Emotional reactions to the personal essay

  • Many readers found the piece moving and humanizing, expressing solidarity with the author’s fear, isolation, and loss of faith in the industry.
  • Several say they’re not personally affected by anti‑trans politics but still feel deep disappointment and grief about where tech and society have gone.
  • Others emphasize that what the author describes—feeling like talent “doesn’t matter” if you’re trans—is what structural oppression feels like.

Debate over the “Wokeness” essay

  • Some argue the investor’s “wokeness” essay is narrowly about censorious, status‑seeking “prigs” and not about trans people or equality per se; they think many critics didn’t finish or misread it.
  • Others counter that:
    • His definition of “woke” is vague, pejorative, and functions as a right‑coded shibboleth.
    • The piece offers a quasi‑social‑science narrative with no rigor or sources.
    • Examples like the Bud Light boycott implicitly treat mere association with a trans influencer as “going too far into wokeness”, signaling that trans visibility itself is suspect.
  • Some see the timing as part of a broader elite pile‑on against the left, enabled by money and changing political winds.

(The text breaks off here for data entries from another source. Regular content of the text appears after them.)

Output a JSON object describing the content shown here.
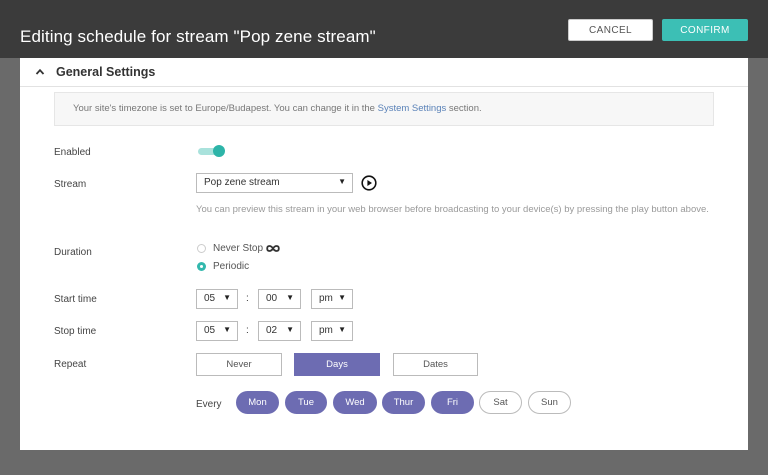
{
  "header": {
    "title": "Editing schedule for stream \"Pop zene stream\"",
    "cancel_label": "CANCEL",
    "confirm_label": "CONFIRM"
  },
  "section": {
    "title": "General Settings",
    "collapse_icon": "chevron-up-icon"
  },
  "notice": {
    "text_before": "Your site's timezone is set to Europe/Budapest. You can change it in the ",
    "link": "System Settings",
    "text_after": " section."
  },
  "enabled": {
    "label": "Enabled",
    "value": true
  },
  "stream": {
    "label": "Stream",
    "selected": "Pop zene stream",
    "play_icon": "play-circle-icon",
    "hint": "You can preview this stream in your web browser before broadcasting to your device(s) by pressing the play button above."
  },
  "duration": {
    "label": "Duration",
    "options": [
      "Never Stop",
      "Periodic"
    ],
    "selected": "Periodic",
    "infinity_icon": "infinity-icon"
  },
  "start_time": {
    "label": "Start time",
    "hour": "05",
    "minute": "00",
    "ampm": "pm"
  },
  "stop_time": {
    "label": "Stop time",
    "hour": "05",
    "minute": "02",
    "ampm": "pm"
  },
  "separator": ":",
  "repeat": {
    "label": "Repeat",
    "options": [
      "Never",
      "Days",
      "Dates"
    ],
    "selected": "Days"
  },
  "every": {
    "label": "Every",
    "days": [
      "Mon",
      "Tue",
      "Wed",
      "Thur",
      "Fri",
      "Sat",
      "Sun"
    ],
    "selected": [
      "Mon",
      "Tue",
      "Wed",
      "Thur",
      "Fri"
    ]
  },
  "colors": {
    "accent": "#3cbfb5",
    "selected": "#6d6cb2",
    "header_bg": "#3b3b3b"
  }
}
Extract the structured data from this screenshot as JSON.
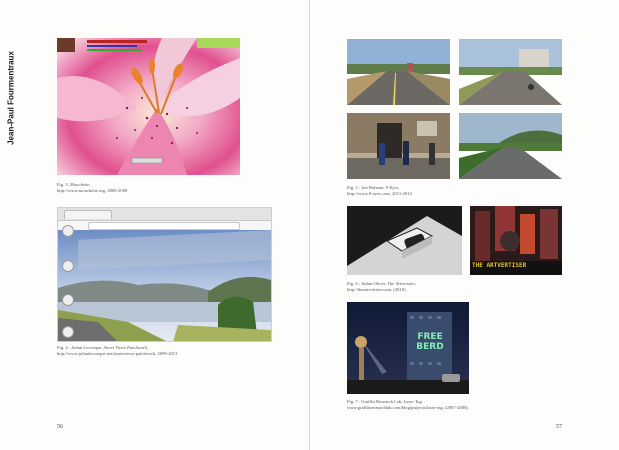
{
  "author": "Jean-Paul Fourmentraux",
  "left_page": {
    "page_number": "56",
    "figures": [
      {
        "caption_line1_prefix": "Fig. 3. ",
        "caption_line1_title": "Mouchette,",
        "caption_line2": "http://www.mouchette.org, 2000-2008"
      },
      {
        "caption_line1_prefix": "Fig. 4 : Julian Lecoeque, ",
        "caption_line1_title": "Street Views Patchwork,",
        "caption_line2": "http://www.julianlecoeque.net/streetviews-patchwork, 2009-2013"
      }
    ]
  },
  "right_page": {
    "page_number": "57",
    "figures": [
      {
        "caption_line1_prefix": "Fig. 5 : Jon Rafman, ",
        "caption_line1_title": "9-Eyes,",
        "caption_line2": "http://www.9-eyes.com, 2011-2014"
      },
      {
        "caption_line1_prefix": "Fig. 6 : Julian Oliver, ",
        "caption_line1_title": "The Artvertiser,",
        "caption_line2": "http://theartvertiser.com, (2010)"
      },
      {
        "caption_line1_prefix": "Fig. 7 : Graffiti Research Lab, ",
        "caption_line1_title": "Laser Tag",
        "caption_line2": "www.graffitiresearchlab.com/blog/projects/laser-tag, (2007-2008)"
      }
    ],
    "sign_text": "THE ARTVERTISER",
    "graffiti_text": "FREE BERD"
  }
}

Power, influence, and disillusionment with tech leaders

  • A recurring theme: tech founders/VCs are no longer seen as heroes but as a new generation of robber barons—very good at business, poor at empathy.
  • There’s tension between “he’s just a guy” (don’t idolize) and “his words matter” (widely read, gatekeeper of opportunity, creates permission structures for discrimination).
  • Several urge separating useful ideas from the personal flaws or politics of their originators.

DEI, structural bias, and backlash

  • Some defend DEI and anti‑harassment expansions (e.g., hostile‑environment standards) as necessary corrections that gave women and minorities real tools against abuse.
  • Others say parts of DEI became performative, punitive, or quasi‑religious—creating witch‑hunts, rigid purity tests, and quiet resentment.
  • Symbolic gestures (e.g., tampons in men’s restrooms) are debated: to some, important signals of inclusion; to others, hollow theater easily reversed when the political wind shifts.

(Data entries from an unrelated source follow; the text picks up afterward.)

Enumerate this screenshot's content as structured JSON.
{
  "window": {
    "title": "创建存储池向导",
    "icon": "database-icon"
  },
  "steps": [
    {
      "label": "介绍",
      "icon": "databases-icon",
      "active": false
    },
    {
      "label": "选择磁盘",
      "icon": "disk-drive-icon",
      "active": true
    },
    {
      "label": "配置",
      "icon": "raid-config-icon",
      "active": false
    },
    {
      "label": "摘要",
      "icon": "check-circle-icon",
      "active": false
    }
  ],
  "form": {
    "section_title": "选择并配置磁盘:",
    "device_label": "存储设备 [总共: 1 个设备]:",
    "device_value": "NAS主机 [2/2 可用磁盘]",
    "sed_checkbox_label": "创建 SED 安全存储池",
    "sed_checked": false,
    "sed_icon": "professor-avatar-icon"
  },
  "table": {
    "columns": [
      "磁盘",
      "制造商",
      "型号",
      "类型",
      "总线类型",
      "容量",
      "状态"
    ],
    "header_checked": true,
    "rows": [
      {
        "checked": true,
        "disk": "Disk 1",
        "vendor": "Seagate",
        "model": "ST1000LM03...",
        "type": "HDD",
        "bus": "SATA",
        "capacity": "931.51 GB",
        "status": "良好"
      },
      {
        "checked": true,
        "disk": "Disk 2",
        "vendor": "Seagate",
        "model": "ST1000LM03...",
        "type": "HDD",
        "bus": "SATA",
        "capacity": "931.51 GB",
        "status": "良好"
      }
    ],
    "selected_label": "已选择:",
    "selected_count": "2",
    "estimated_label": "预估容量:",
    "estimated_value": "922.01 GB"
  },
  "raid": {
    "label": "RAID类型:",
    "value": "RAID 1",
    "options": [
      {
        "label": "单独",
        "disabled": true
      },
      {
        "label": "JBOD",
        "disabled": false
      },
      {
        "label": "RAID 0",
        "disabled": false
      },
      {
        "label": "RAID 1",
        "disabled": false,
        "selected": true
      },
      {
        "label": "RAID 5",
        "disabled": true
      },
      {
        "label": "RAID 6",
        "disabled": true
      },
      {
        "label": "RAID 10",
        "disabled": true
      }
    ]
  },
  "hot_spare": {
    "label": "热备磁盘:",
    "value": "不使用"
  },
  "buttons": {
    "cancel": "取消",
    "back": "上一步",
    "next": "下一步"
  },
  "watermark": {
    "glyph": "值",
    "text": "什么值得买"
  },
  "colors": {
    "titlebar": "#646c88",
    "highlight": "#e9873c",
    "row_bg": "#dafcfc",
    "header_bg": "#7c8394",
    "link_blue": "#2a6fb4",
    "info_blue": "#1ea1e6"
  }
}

Trans rights, risk, and contested evidence

  • Commenters strongly disagree on:
    • Fairness in women’s sports and access to sex‑segregated spaces.
    • The safety and appropriateness of puberty blockers and youth transition; some cite research and foreign guidelines to argue for more caution, others cite research on reduced harm and suicide when care is accessible.
  • One side frames current anti‑trans policy as an authoritarian project that starts with “save the kids” but aims to erase trans people from public life; the other emphasizes harms of “gender ideology”, especially for minors and women’s rights.

Free speech, moderation, and platforms

  • Some welcome platforms rolling back aggressive moderation as a win for free speech and open debate.
  • Others note that “reduced filtering” predictably increases hate speech and real‑world risk for vulnerable groups; they see it less as neutrality and more as a choice to tolerate abuse in the name of engagement.
  • There’s a broader worry that both activist overreach and reactionary backlash are mutually radicalizing, with social media design amplifying the worst voices.

Tech culture and identity

  • Several lament a shift from a “hackers and weirdos” culture—where identity supposedly mattered less—to one dominated by money, politics, and culture‑war signaling.
  • Others argue identity and bias were always there; only recently have they been named and contested, provoking the current backlash.
  • A common thread: people are tired of being forced into “with us or against us” camps and want space to be supportive without being conscripted into maximalist activism or reaction.